Wolfson, who joined Lincoln Laboratory in 1983, directs the laboratory’s aviation weather efforts. Currently, her group is focused on increasing the year-round accuracy of the short-term (zero to eight hours) forecast products, and transferring this technology to the Federal Aviation Administration (FAA) for system acquisition. Important research problems also under investigation for the FAA’s Next Generation Air Traffic System include anticipating the impact of storms on air traffic capacity and demand, and coupling this information functionally to traffic flow management.
Wolfson holds a BS in atmospheric and oceanic science from the University of Michigan and both SM and PhD degrees from MIT, where she was named an Ida M. Green Fellow.

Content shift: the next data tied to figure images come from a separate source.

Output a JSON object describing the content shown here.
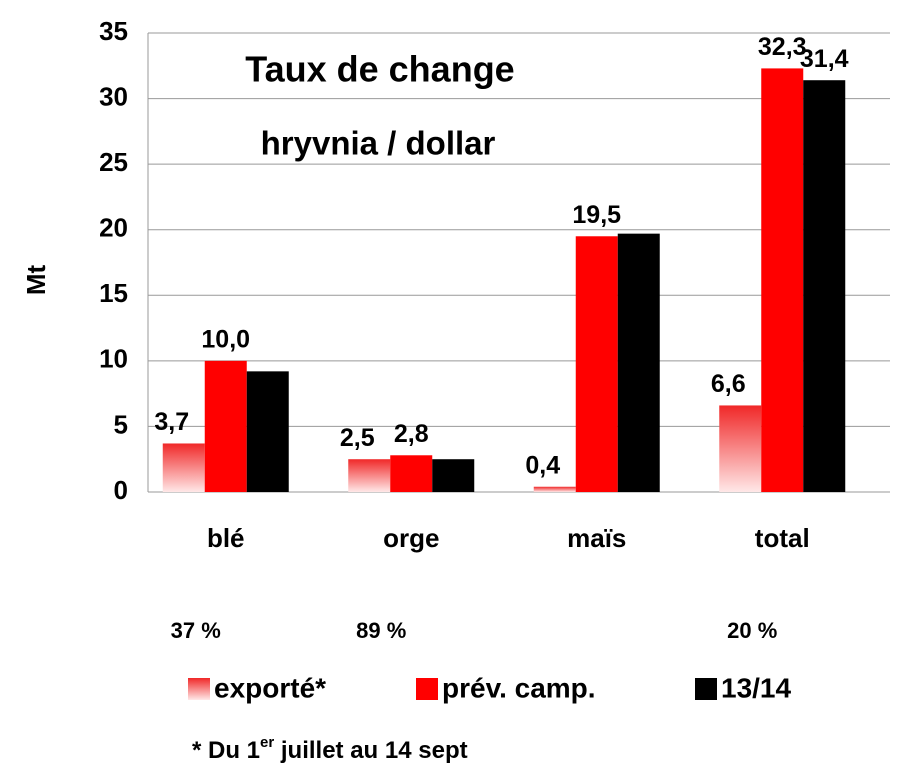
{
  "chart_data": {
    "type": "bar",
    "annotation_box": [
      "Taux de change",
      "hryvnia / dollar"
    ],
    "ylabel": "Mt",
    "categories": [
      "blé",
      "orge",
      "maïs",
      "total"
    ],
    "series": [
      {
        "name": "exporté*",
        "color": "#f02828",
        "values": [
          3.7,
          2.5,
          0.4,
          6.6
        ],
        "value_labels": [
          "3,7",
          "2,5",
          "0,4",
          "6,6"
        ]
      },
      {
        "name": "prév. camp.",
        "color": "#ff0000",
        "values": [
          10.0,
          2.8,
          19.5,
          32.3
        ],
        "value_labels": [
          "10,0",
          "2,8",
          "19,5",
          "32,3"
        ]
      },
      {
        "name": "13/14",
        "color": "#000000",
        "values": [
          9.2,
          2.5,
          19.7,
          31.4
        ],
        "value_labels": [
          null,
          null,
          null,
          "31,4"
        ]
      }
    ],
    "ylim": [
      0,
      35
    ],
    "yticks": [
      0,
      5,
      10,
      15,
      20,
      25,
      30,
      35
    ],
    "grid": true,
    "annotations": [
      "37 %",
      "89 %",
      null,
      "20 %"
    ],
    "footnote": [
      "* Du 1",
      "er",
      " juillet au 14 sept"
    ]
  }
}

She received the MIT Lincoln Laboratory Technical Excellence award in 2005 for “her work in the application of meteorology to the problem of improving air traffic control and for her national-level role in the application of advanced convection weather forecasts for use in the aviation community.” She has served on four National Academy of Sciences committees and has written numerous scientific papers and journal articles.